Several years ago my company started a “fake profile” account (and well publicized that it was fake; there was nothing at all hidden or shady about it) as part of an effort to be more “customer focused”. So the company made up posters for this person – he’s kind of a thin, grim-looking older-middle-aged white guy in a dark suit, white shirt and gray tie who was supposed to be the CEO of his own eponymous energy company (so yeah, they went ahead and made up a fictional company to go along with the fictional person) and hung them around the offices with the kinds of “customer feedback” that we could sometimes get. Once in a while the poster would show him smiling about something that he liked about our company’s products and performance, but more often than not he looked like the school principal from all of your worst childhood nightmares of being called into the office, and some kind of negative reaction to various quality or delivery issues that we’ve had from time to time.

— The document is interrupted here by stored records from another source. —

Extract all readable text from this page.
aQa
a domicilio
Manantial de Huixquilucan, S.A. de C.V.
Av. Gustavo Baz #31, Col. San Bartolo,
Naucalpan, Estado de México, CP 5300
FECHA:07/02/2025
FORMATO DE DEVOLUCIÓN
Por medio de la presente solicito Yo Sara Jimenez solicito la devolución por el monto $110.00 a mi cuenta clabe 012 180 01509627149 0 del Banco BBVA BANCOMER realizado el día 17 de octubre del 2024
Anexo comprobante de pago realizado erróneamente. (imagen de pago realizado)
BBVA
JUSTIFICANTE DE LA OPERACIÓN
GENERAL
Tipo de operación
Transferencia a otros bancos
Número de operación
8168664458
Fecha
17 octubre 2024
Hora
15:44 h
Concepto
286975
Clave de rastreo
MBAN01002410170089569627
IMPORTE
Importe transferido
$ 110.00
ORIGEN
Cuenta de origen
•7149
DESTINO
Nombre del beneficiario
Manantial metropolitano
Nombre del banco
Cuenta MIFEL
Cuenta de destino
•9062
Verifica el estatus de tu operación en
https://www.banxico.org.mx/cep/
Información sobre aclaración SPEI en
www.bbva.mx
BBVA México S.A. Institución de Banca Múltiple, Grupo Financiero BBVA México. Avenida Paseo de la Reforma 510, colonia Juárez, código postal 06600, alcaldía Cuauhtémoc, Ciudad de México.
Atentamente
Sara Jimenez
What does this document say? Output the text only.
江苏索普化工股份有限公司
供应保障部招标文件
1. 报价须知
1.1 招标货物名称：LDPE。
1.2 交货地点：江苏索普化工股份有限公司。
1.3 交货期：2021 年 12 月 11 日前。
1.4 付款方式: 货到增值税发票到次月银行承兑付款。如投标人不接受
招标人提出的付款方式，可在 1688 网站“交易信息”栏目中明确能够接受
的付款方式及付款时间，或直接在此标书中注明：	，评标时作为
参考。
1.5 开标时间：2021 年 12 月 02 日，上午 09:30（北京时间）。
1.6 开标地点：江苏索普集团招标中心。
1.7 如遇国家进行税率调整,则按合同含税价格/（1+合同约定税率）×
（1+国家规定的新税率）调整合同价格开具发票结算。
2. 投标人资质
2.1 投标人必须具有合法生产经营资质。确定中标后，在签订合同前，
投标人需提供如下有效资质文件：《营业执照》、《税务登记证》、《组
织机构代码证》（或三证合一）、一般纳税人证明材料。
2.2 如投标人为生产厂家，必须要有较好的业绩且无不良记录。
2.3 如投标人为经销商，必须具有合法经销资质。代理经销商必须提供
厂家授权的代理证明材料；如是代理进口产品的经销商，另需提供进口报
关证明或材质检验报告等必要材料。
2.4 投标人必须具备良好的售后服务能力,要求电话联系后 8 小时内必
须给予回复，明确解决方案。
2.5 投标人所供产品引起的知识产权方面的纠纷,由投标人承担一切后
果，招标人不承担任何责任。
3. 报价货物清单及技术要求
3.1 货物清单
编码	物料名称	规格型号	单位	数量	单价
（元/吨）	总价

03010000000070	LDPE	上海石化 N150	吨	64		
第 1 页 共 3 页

At first this was all “inside the company”, but on a whim one day I checked to find that … he has a Facebook page as well. (Even a LinkedIn profile, too, I think, but … sheesh, who goes there, anyway?)
So I sent him a friend request, which was promptly accepted. The campaign never really took off, though, as we haven’t heard from him in quite some time now … but he does have six Facebook friends (two of them were at my suggestion – and one of them, since retired, had made a comment on his wall that I hadn’t even known about three years ago).
So … yeah, it’s a thing. It’s not a new thing. Sometimes it works, and sometimes it doesn’t.
If you want to make a new friend, I could suggest Adam Kentro to anyone who’s interested in building up their list of contacts.